If you’ve ever taken a look at my Instagram account you know that I’m not exactly one for muted, soft tones. I love bright colours, vibrant reds and blues and yellows. My winter jacket is lime green, so that has to tell you something. I’ve often written about my love of bright colours on this blog, always highlighting different hues I’ve found around the world.
I started noticing brightly-coloured photos of an adorable vintage-inspired amusement park on Instagram about two months ago. It was aptly named Dreamland, and I quickly discovered it was located in the coastal town of Margate, in England’s region of Kent. Less than two hours away by train from London, I started to plan a weekend trip or even a day off in order to go and experience the place for myself; it just looked like too much fun to not see it in person. Less than a week later, fate intervened, as Visit England wrote to me and asked if I’d like to visit Dreamland on their behalf.
I arrived on a warm and sunny day at the beginning of October; I could smell the ocean in the air as soon as I stepped off of the train, and a few seagulls cawed overhead. From the tracks, I could see the ferris wheel in the distance.
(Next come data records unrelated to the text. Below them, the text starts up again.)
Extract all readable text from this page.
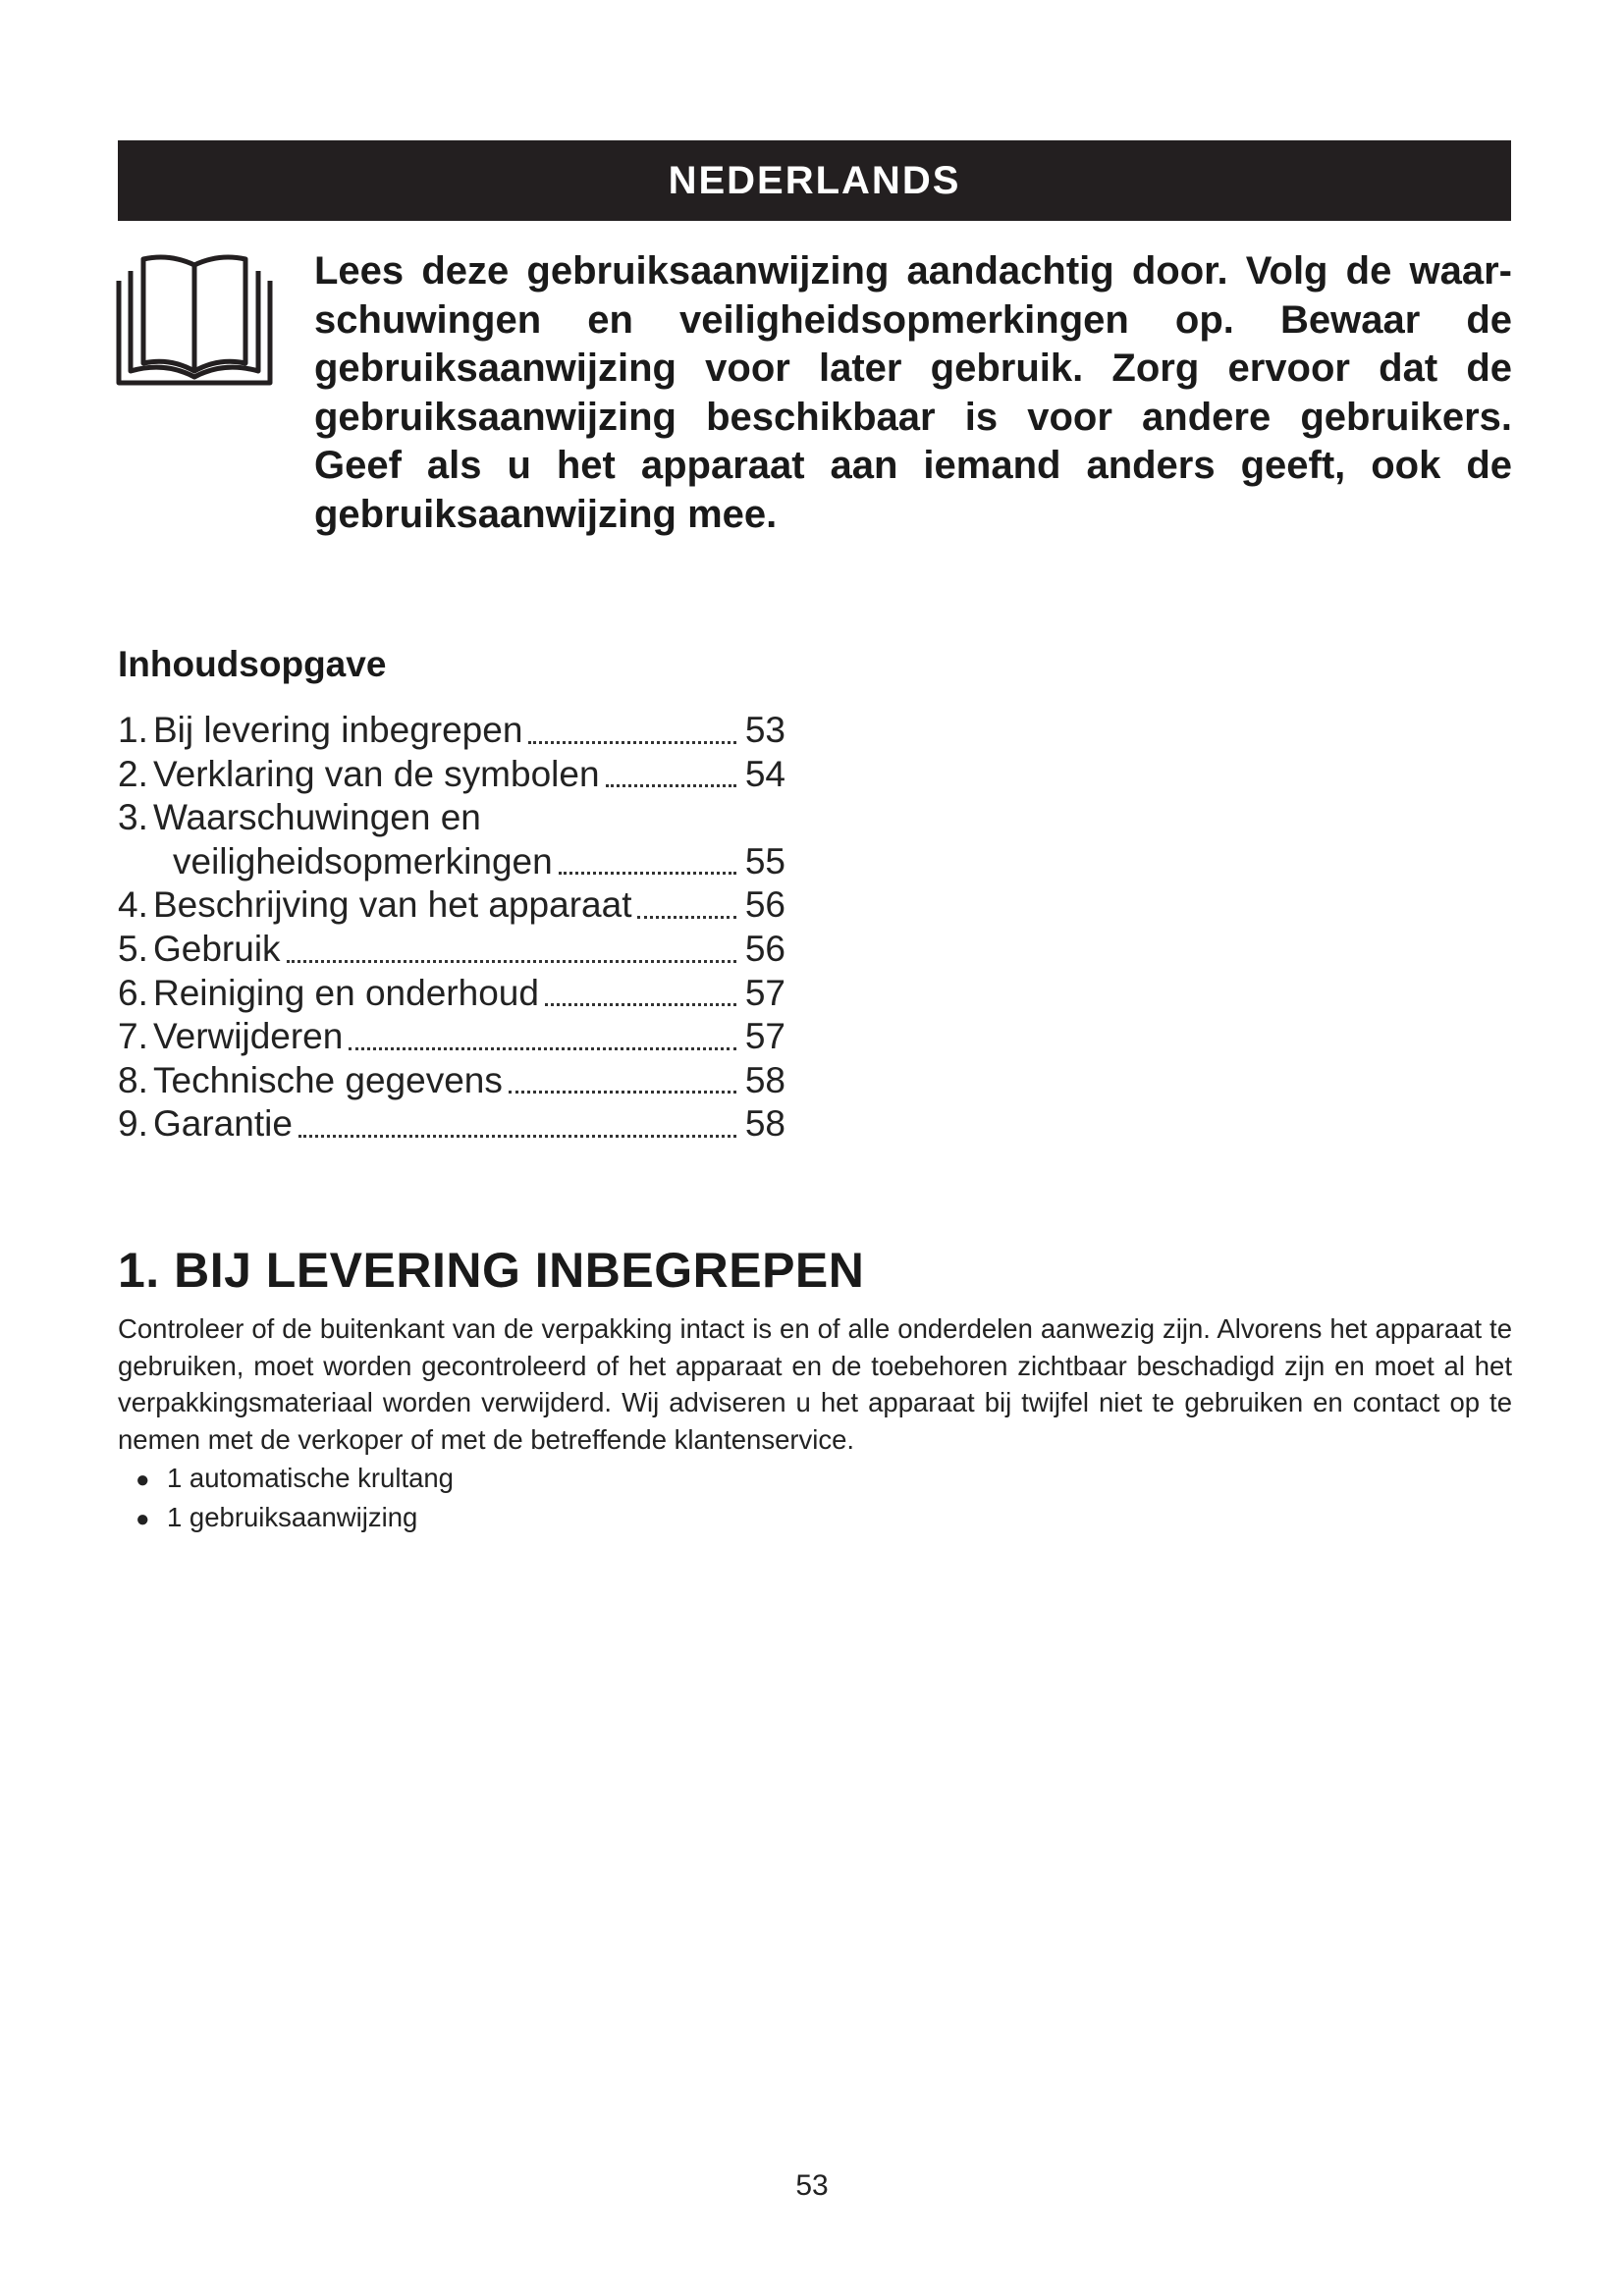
NEDERLANDS
Lees deze gebruiksaanwijzing aandachtig door. Volg de waarschuwingen en veiligheidsopmerkingen op. Bewaar de gebruiksaanwijzing voor later gebruik. Zorg ervoor dat de gebruiksaanwijzing beschikbaar is voor andere gebruikers. Geef als u het apparaat aan iemand anders geeft, ook de gebruiksaanwijzing mee.
Inhoudsopgave
1. Bij levering inbegrepen	53
2. Verklaring van de symbolen	54
3. Waarschuwingen en
veiligheidsopmerkingen	55
4. Beschrijving van het apparaat	56
5. Gebruik	56
6. Reiniging en onderhoud	57
7. Verwijderen	57
8. Technische gegevens	58
9. Garantie	58
1. BIJ LEVERING INBEGREPEN
Controleer of de buitenkant van de verpakking intact is en of alle onderdelen aanwezig zijn. Alvorens het apparaat te gebruiken, moet worden gecontroleerd of het apparaat en de toebehoren zichtbaar beschadigd zijn en moet al het verpakkingsmateriaal worden verwijderd. Wij adviseren u het apparaat bij twijfel niet te gebruiken en contact op te nemen met de verkoper of met de betreffende klantenservice.
● 1 automatische krultang
● 1 gebruiksaanwijzing
53
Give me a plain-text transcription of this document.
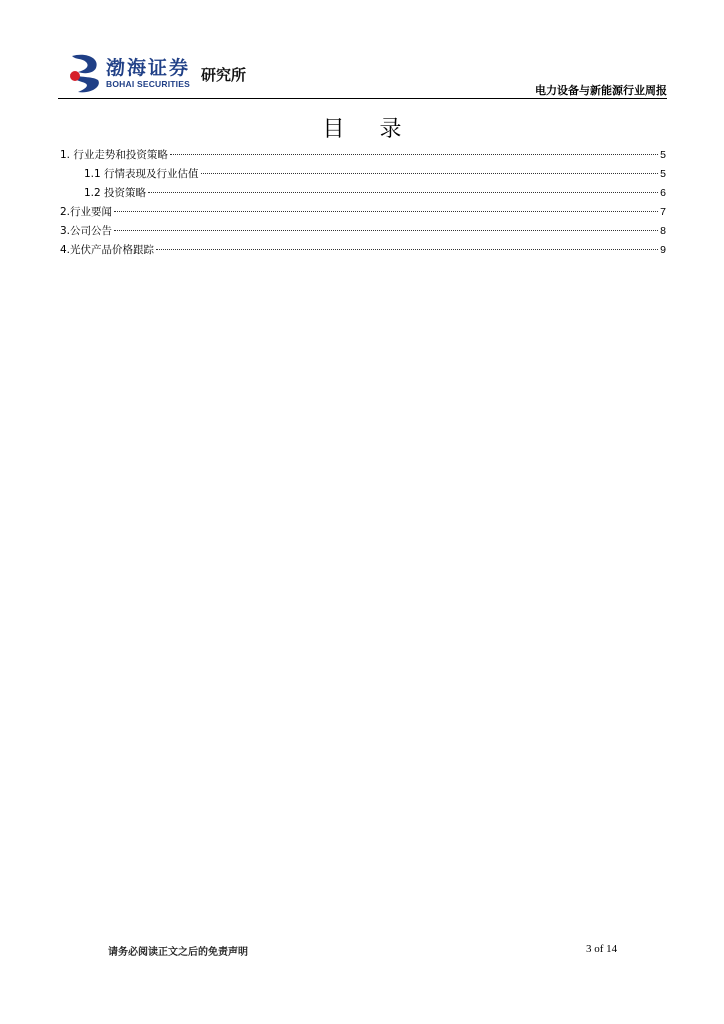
渤海证券
BOHAI SECURITIES 研究所
电力设备与新能源行业周报
目 录
1. 行业走势和投资策略	5
1.1 行情表现及行业估值	5
1.2 投资策略	6
2.行业要闻	7
3.公司公告	8
4.光伏产品价格跟踪	9
请务必阅读正文之后的免责声明	3 of 14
After wandering around Margate – which I’ll talk about another time, because it deserves its own post – I made my way to the gates of Dreamland, spurred on by vintage signs pointing the way.
As I arrived just as the gates were opening, I basically had the park to myself. There was the colourful ferris wheel, of course, but also a penny arcade and vintage games and bumper cars (called Dodgems in England, you learn something every day) and candy floss and a merry-go-round and a roller disco and basically everything you could possibly want out of a vintage amusement park. Above all else, and what kept striking me throughout the day, was that Dreamland represents an idea of reminiscence, of the memory of walking around fairgrounds with wide eyes, the smell of mini-donuts in the air. The funny thing is, I’m not even sure that I ever really experienced that as a kid; the fairs and amusement parks I went to in the 80s and 90s were all modern, filled with flashing neon lights and White Snake blasting over the speakers. Dreamland sells an idea of what we imagine amusement parks of the past to be like, a real-life version of the romantic vision I have of the perfect fairground. A dream of the perfect fairground, you might say, although at Dreamland it actually exists.
Because I’m not British, I only have an idea of the Golden Age of the classic British seaside holiday, but in that vision, I know I see a place like Dreamland. The rides are all stylishly recreated or refurbished, including one roller coaster called the Scenic Railway that is said to be the oldest in the entire United Kingdom. There are also events at the park all the time, including an upcoming “Screamland”, a Halloween-based event for the whole family. And while the park is definitely catered toward families and children, anyone of any age who likes amusement parks or fairgrounds will have fun and find lots to do.
Dreamland lived up to my expectations, and then some. Around every corner I was greeted by something else too adorable not to photograph, and I was blissfully overwhelmed by the bright, fun, vintage feel of the entire place. With the jukebox playing an assortment of doo wop, a bag of sweets in my hand, and the ferris wheel taking me up into the sky, it was impossible not to fall in love with Dreamland.
View of Margate from the top of the ferris wheel
Many thanks to Visit England for arranging my trip to Margate and showing me around the beautiful regions of Kent and Canterbury. I will hopefully be working with them a lot more in the future, as I’d love to showcase more of England, this country I now call home. I’d love to prove that you don’t have to travel far to have amazing adventures, so why not start with my backyard?
Does Dreamland look like a place you’d like to visit?